C'est finalement lorsqu'il rencontre une autre partenaire, après s'être séparé de son épouse, que son éjaculation précoce disparaît. Fabrice se met ensuite sur des applications de rencontres et fréquente d'autres femmes. C'est à ce moment qu'il pose ce constat: "Beaucoup de ces femmes me racontaient que leur ex-mari souffrait d'éjaculation précoce ou de troubles de l'érection. En réalité, ces problèmes sont plus fréquents qu'on le pense. Mais personne n'en parle."
La tête avant tout
Pour définir si un homme souffre d'éjaculation précoce, quatre symptômes doivent se conjuguer: le manque de contrôle de l'éjaculation, le mécontentement face à une éjaculation vue comme trop rapide, l'éjaculation qui intervient moins d'une minute après la pénétration et l'homme qui est submergé d'émotions négatives après avoir éjaculé.
Il existe deux types d'éjaculation précoce. La primaire qui est là depuis le début de la vie sexuelle d'un homme. Et la secondaire qui peut arriver à presque n'importe quel moment.

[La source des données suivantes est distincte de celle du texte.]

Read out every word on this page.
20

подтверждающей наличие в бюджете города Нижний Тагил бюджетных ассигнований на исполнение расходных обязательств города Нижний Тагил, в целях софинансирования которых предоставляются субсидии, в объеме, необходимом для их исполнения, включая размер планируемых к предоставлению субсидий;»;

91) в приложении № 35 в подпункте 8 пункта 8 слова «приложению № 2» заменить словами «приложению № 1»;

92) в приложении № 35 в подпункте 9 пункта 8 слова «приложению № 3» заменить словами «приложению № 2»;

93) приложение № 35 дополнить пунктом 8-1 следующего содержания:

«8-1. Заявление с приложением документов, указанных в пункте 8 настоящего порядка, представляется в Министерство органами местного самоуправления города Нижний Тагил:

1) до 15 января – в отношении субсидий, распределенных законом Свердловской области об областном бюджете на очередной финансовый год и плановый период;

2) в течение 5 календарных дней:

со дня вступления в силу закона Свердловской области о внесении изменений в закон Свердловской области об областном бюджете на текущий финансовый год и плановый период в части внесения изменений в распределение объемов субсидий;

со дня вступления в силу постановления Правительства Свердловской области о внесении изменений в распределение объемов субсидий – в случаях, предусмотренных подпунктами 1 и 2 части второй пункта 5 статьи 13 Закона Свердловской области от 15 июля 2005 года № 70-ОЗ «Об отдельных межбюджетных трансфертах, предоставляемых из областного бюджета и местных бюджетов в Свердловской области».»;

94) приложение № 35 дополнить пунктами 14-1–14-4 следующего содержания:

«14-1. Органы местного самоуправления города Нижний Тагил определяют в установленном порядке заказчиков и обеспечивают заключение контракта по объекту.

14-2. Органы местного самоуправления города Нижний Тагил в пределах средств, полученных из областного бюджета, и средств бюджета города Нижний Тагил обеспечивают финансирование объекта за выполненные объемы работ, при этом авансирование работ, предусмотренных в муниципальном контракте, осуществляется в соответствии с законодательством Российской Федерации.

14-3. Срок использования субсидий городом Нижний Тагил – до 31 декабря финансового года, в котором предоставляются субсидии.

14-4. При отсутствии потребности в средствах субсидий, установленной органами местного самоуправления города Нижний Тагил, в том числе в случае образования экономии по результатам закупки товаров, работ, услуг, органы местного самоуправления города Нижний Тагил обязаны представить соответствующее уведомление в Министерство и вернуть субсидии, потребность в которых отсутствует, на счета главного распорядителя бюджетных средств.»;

Dans son cabinet à Villars-sur-Glâne, la sexologue Nicole Dubois reçoit beaucoup d'hommes qui souffrent d'éjaculation précoce. Elle explique: "Ces hommes sont excités, ils bandent et éjaculent sans comprendre ce qui leur arrive. Dans les exercices proposés, il faut leur faire prendre conscience de leur corps. Ils doivent tenter de faire des vagues dans leur excitation."
Pour Nicole Dubois, la société est en partie responsable de l'omerta qui pèse sur ce sujet. "On est dans une société extrêmement normative qui nous impose ce qui est perçu comme une bonne ou une mauvaise sexualité. La pornographie par exemple enjoint les hommes à faire jouir les femmes par la pénétration."
Mais des solutions existent. Il y par exemple des sexothérapies, qui mêlent des aspects psychologiques et organiques, une prise de conscience du corps; il y aussi des préservatifs lubrifiés avec un anesthésiant qui retarde l'éjaculation; un médicament aussi peut être prescrit.